In 2022, Reese had a protruding stomach that didn’t go away or get better with time. His parents scheduled an appointment with his pediatrician, but a few days before he spiked a fever that lingered so they pushed up his appointment as soon as possible – a difficult feat during the peak of COVID-19. Once there, his pediatrician didn't waste any time sending them to Cincinnati Children's Hospital. Two days and an MRI later confirmed what Reese’s family would never have guessed in a million years – he had a tumor that turned out to be cancer.

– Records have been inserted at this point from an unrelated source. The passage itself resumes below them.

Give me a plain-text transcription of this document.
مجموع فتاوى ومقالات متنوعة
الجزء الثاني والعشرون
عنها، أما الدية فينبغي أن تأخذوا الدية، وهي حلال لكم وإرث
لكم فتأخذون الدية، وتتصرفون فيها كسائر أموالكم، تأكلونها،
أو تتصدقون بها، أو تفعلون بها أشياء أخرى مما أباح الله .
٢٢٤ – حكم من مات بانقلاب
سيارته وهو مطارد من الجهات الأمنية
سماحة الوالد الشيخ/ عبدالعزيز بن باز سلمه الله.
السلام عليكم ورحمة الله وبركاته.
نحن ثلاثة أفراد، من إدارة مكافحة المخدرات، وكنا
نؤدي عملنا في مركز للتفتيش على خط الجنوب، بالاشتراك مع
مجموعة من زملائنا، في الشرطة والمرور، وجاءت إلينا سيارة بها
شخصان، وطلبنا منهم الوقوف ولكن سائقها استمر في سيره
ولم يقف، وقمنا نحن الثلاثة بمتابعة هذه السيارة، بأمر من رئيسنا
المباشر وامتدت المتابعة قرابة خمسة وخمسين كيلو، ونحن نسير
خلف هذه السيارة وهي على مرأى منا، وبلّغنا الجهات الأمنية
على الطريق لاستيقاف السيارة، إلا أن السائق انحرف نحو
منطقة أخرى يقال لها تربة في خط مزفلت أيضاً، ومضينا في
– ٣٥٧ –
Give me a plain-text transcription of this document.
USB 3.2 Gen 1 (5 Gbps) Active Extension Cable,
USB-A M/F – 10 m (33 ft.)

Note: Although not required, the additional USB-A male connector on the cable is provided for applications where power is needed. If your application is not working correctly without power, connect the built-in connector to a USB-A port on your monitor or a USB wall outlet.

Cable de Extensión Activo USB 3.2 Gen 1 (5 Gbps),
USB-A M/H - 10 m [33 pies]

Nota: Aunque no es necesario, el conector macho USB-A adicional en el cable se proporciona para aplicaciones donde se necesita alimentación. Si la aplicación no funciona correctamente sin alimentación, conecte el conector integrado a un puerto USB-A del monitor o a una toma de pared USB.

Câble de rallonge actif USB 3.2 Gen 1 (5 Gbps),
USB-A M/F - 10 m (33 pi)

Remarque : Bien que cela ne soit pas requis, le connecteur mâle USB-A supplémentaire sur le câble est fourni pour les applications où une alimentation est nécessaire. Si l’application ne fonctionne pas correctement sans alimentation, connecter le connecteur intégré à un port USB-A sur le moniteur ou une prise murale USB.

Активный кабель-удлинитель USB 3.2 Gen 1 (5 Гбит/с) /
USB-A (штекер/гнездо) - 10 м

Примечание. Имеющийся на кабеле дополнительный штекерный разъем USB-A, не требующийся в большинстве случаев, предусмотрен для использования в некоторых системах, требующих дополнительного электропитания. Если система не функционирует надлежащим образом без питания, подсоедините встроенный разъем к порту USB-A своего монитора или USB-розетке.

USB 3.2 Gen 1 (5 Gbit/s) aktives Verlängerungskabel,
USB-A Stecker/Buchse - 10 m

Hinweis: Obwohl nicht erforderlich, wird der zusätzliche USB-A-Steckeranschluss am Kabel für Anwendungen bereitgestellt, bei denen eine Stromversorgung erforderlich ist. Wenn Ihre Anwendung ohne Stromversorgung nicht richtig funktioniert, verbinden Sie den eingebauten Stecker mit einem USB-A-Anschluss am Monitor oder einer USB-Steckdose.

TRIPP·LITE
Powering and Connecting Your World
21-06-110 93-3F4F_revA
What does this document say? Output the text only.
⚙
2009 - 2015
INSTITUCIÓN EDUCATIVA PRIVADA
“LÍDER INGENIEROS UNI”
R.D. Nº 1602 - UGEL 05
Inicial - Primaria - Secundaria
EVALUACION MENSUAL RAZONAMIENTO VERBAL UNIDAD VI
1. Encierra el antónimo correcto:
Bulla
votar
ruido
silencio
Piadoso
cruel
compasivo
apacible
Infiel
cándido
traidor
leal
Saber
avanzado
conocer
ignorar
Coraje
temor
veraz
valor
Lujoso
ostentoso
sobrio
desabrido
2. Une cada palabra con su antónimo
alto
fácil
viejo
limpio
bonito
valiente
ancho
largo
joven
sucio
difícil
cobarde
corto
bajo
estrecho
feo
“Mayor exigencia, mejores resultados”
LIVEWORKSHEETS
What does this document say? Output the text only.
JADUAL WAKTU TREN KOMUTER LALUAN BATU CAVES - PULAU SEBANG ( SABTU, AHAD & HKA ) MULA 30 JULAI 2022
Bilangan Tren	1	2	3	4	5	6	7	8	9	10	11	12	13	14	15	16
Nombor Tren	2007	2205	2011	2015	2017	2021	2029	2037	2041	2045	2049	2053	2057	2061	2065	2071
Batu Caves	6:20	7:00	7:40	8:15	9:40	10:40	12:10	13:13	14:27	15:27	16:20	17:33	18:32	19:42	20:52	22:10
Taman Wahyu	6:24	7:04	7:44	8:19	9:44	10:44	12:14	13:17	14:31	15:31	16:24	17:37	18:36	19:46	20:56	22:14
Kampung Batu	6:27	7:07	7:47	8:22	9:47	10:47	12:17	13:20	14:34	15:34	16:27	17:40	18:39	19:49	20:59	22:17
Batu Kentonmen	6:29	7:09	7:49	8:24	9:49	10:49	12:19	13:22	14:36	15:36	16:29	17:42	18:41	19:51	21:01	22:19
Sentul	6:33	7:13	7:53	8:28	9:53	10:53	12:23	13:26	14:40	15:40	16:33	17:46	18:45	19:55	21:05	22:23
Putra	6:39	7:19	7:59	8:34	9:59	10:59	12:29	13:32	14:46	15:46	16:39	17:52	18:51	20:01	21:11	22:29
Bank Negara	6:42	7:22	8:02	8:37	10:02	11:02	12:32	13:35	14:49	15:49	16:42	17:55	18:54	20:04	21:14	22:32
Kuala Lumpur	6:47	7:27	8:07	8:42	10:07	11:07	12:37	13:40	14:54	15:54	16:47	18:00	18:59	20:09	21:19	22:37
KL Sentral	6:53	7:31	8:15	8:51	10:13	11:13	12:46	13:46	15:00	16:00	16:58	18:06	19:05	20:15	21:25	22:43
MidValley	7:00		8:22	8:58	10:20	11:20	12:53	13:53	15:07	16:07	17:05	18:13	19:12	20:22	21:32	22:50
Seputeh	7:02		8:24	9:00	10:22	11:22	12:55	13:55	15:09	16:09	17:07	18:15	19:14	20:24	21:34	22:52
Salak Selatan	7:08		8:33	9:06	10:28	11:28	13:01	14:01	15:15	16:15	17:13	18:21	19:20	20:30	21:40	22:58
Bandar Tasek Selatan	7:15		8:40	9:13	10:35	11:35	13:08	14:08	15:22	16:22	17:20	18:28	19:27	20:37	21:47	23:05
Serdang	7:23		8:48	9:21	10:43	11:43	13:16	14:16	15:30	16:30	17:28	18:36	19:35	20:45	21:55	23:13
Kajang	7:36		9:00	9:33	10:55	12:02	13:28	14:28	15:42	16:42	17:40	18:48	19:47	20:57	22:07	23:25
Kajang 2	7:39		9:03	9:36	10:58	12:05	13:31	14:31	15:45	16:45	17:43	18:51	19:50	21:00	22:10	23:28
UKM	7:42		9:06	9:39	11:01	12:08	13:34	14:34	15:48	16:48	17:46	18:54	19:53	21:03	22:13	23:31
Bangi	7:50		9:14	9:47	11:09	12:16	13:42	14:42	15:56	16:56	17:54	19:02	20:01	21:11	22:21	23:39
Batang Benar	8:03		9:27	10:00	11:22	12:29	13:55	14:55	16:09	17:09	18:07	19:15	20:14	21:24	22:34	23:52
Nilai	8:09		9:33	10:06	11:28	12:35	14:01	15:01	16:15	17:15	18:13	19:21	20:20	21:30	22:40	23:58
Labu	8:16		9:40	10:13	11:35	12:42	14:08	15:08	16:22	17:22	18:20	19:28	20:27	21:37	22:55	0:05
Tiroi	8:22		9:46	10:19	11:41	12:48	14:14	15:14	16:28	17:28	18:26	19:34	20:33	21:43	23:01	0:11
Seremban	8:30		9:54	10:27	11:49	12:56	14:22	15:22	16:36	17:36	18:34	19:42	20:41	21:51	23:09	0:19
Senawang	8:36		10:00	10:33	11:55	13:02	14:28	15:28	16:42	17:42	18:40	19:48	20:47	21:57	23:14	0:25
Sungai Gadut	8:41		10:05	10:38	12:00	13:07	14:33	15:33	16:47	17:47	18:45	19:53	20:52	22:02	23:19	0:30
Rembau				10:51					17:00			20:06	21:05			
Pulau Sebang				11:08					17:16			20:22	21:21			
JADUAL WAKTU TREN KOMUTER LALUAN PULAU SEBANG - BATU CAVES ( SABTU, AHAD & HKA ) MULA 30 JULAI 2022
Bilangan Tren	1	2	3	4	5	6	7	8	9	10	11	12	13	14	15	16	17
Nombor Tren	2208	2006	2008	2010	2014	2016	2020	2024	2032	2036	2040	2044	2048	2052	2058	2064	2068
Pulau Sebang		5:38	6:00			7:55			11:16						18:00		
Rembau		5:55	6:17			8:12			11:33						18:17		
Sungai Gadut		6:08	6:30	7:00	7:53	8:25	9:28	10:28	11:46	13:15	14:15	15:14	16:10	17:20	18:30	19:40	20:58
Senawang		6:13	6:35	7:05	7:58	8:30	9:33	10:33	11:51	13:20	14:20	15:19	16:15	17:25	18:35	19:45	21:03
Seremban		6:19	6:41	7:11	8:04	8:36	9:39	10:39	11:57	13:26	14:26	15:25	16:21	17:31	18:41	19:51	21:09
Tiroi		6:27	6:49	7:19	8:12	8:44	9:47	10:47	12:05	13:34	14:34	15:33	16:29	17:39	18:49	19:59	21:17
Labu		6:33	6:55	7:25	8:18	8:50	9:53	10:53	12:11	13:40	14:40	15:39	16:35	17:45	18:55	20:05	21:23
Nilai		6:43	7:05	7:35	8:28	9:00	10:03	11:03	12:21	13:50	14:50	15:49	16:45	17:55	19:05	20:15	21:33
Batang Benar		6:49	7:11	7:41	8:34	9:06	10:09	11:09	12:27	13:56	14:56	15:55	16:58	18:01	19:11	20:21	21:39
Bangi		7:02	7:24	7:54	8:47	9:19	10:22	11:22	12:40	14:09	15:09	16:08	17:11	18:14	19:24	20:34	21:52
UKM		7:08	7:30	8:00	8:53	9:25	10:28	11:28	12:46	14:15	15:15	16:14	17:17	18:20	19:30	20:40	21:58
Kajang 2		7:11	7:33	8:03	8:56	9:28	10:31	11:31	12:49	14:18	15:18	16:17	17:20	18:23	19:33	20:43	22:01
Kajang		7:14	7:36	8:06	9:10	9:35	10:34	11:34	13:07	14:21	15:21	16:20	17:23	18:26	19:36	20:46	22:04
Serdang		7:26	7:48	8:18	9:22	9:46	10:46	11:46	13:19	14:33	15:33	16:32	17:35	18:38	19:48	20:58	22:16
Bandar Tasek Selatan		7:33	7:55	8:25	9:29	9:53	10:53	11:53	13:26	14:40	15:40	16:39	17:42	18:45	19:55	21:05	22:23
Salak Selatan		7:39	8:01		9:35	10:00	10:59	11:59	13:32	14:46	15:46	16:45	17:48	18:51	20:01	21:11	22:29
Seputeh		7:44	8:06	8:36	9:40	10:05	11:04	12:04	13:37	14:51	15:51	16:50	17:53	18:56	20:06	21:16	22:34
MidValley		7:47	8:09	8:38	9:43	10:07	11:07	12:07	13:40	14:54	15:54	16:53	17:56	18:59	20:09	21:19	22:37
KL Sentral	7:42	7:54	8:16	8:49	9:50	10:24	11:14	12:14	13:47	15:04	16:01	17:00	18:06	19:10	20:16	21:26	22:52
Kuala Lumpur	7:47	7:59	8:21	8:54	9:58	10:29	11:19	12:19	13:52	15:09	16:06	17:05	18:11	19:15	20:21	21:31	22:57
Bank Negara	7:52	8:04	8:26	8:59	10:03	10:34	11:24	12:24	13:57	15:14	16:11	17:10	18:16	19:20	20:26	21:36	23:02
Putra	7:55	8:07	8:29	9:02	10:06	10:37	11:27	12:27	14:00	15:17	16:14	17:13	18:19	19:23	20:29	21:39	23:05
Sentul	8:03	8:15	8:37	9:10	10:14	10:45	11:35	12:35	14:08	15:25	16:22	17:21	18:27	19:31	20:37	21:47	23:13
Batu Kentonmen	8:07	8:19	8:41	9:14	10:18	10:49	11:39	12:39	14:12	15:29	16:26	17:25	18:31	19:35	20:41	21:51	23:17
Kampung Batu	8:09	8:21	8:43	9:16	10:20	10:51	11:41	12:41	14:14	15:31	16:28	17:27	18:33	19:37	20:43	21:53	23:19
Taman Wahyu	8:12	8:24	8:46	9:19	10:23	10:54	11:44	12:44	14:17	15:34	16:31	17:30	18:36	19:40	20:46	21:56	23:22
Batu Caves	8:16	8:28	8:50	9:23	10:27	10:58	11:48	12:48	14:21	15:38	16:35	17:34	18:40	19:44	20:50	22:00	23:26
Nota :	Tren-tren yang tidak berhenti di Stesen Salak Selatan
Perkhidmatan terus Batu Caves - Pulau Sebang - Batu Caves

The day after he was diagnosed with Wilms tumor, Reese had surgery to remove his kidney. From there he underwent 33 weeks of active treatment including 19 chemotherapy sessions, eight days of radiation, weekly blood draws, and numerous scans over the course of seven months.

In September 2022, Reese entered remission the day before his 5th birthday. Ever since, he has had clear scans, no evidence of disease detected, and will continue follow-up appointments until 2027 when he will hopefully transition to survivorship status.

“I hope he knows how strong he is,” said Katelyn, Reese’s mom. “He has shown such resilience and positivity throughout the entire journey so far. He has inspired and touched others in a way that brings joy to my heart. I hope that he continues to help and impact others in a meaningful way as he grows. My dream is that he lives a long, happy life.”

Katelyn also detailed why Reese is her hero: “Why isn't he my hero? He has persevered through tough, difficult times and often finds sparks of joy in the moment,” she shared. “One time he had to get two separate pokes (shot, IV, injection, etc.) and instead of being upset about it, he was excited that he would get two prizes!”

Katelyn also shared how the childhood cancer diagnosis experience has felt and offers words of advice to others who may also be facing a similar diagnosis: “It's tough. There is no way to sugar coat it. The best advice I received was to take it a day at a time, an hour at a time, or even a minute at a time.”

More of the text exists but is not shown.